Cryptocurrency companies are attempting to make the EU soften its stance on unhosted wallets during the so-called trilogue talks
Iota, a protocol designed for the Internet of Things, has joined a last-ditch push to avert the upcoming crackdown on unhosted wallets in the European Union, Politico Europe reports.
The Berlin-based project states that the controversial regulation prohibiting anonymous transactions could derail the growth of IoT technologies in the region. For instance, drivers would not be able to pay for parking with their unhosted wallets.
As reported by U.Today, the provisions that require companies to verify the identities of those who transfer funds between noncustodial cryptocurrency wallets were greenlit by the European Parliament in late March despite major pushback from the cryptocurrency community.
Pascal Gauthier, chief executive officer of French cryptocurrency hardware wallet provider Ledger, claims that the new rules are “an invasion of people’s personal freedoms.”

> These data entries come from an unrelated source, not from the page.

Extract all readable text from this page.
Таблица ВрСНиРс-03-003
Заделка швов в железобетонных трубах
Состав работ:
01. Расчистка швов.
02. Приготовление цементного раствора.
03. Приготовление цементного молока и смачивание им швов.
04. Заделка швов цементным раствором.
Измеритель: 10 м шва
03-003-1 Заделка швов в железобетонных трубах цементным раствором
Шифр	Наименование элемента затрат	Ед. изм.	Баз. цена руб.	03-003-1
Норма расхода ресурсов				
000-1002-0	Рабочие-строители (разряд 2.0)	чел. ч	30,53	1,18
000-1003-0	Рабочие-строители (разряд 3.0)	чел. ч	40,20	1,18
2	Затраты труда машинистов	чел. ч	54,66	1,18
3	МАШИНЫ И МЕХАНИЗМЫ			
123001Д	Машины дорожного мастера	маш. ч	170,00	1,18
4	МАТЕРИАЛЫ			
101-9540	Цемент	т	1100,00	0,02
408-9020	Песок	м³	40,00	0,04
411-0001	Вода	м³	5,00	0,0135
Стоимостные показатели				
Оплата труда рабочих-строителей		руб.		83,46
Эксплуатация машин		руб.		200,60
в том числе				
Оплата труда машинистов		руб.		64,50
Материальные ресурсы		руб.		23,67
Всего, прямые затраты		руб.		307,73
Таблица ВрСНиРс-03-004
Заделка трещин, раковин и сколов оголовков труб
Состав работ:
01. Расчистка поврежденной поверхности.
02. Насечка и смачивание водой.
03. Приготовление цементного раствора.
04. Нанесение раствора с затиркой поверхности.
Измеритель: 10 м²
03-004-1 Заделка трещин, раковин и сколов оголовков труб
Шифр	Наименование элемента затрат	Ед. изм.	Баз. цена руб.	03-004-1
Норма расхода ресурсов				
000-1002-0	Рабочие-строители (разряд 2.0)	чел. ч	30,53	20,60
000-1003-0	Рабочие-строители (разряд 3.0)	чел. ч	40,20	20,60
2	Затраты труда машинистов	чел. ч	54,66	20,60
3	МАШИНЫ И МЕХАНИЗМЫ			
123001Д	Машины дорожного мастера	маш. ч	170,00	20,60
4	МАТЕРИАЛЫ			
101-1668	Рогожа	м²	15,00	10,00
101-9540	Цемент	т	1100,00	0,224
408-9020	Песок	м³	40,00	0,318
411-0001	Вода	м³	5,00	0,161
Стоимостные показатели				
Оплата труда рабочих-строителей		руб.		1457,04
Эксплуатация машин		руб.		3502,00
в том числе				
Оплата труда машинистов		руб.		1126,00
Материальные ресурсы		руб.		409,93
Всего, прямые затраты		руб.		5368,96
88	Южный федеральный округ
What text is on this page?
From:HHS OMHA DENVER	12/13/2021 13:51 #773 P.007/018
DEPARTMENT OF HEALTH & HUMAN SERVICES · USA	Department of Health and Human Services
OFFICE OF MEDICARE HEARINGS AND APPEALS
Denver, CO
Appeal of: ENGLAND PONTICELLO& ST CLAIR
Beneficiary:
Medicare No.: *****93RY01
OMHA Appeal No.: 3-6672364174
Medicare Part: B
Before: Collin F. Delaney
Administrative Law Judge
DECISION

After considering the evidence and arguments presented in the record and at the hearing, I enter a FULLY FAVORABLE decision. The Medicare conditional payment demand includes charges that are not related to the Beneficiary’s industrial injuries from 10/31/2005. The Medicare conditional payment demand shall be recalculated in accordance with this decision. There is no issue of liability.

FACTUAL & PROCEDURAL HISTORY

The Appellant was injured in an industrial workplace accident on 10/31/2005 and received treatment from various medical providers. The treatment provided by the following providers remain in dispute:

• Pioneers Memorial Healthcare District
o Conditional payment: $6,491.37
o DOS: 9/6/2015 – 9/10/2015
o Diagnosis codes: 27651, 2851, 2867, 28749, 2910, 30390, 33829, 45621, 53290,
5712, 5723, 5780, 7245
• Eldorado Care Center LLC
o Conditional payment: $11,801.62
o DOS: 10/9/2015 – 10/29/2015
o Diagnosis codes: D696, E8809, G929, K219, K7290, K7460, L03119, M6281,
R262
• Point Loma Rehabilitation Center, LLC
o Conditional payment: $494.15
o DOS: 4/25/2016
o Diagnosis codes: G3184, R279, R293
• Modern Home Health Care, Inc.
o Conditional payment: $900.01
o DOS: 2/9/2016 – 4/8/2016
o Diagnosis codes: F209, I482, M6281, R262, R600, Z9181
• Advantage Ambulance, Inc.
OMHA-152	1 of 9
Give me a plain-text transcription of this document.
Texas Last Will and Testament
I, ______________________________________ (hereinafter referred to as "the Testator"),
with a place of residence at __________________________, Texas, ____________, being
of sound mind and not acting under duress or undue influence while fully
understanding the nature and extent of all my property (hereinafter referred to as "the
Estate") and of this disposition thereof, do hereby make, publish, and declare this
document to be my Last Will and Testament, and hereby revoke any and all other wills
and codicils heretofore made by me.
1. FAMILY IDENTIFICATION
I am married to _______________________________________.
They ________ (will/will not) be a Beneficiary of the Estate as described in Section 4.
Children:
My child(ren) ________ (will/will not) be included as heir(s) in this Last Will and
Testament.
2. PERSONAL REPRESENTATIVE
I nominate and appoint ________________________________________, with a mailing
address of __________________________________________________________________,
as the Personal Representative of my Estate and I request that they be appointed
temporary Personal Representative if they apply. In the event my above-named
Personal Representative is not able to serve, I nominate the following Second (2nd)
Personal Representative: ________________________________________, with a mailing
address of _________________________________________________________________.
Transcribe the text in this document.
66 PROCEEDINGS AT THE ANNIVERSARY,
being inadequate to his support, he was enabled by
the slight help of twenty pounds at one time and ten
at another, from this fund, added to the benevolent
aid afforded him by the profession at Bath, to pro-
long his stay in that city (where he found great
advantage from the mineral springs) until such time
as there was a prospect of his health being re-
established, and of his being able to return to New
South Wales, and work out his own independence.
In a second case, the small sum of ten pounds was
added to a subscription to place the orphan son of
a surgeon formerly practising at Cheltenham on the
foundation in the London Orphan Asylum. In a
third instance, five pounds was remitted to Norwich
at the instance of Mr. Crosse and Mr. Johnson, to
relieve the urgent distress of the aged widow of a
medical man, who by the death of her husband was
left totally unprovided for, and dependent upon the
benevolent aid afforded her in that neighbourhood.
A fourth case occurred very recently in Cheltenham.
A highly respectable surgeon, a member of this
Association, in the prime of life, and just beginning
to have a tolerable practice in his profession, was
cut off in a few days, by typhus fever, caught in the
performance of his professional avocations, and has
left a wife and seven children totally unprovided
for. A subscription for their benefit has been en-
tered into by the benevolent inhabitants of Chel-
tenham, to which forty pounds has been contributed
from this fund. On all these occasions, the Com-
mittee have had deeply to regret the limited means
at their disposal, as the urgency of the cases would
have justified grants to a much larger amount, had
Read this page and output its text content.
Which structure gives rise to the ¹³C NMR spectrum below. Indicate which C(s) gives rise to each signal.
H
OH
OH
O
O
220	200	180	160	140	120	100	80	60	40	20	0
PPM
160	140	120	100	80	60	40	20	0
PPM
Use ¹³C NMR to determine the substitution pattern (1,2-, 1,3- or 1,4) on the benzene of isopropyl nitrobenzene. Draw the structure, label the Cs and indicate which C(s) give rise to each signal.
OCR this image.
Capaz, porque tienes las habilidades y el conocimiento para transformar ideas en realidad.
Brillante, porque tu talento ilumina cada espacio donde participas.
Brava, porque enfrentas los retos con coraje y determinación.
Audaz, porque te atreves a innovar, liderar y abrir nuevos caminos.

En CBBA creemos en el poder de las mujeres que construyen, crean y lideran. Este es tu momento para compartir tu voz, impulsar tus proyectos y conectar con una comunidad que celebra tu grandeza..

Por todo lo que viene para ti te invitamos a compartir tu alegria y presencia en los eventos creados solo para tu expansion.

Other major European companies are also stepping up their lobbying efforts, hoping to soften the language of the draconian provisions that critics say would deliver a blow to privacy in the EU. Moreover, smaller cryptocurrency companies will likely struggle to follow such disclosure requirements due to high costs, which will force them out of the market.
The amendments in question are currently being debated by other European institutions (namely, the Council and Commission). They are supposed to be finalized by June before becoming law.
Members of the European Parliament have not been swayed by the outcry. They claim that cryptocurrency companies have to follow the same standards as other financial firms.
Yet, industry leaders are pinning their hopes on the Council and Commission leaving unhosted cryptocurrency wallets unscathed after the so-called trilogue talks.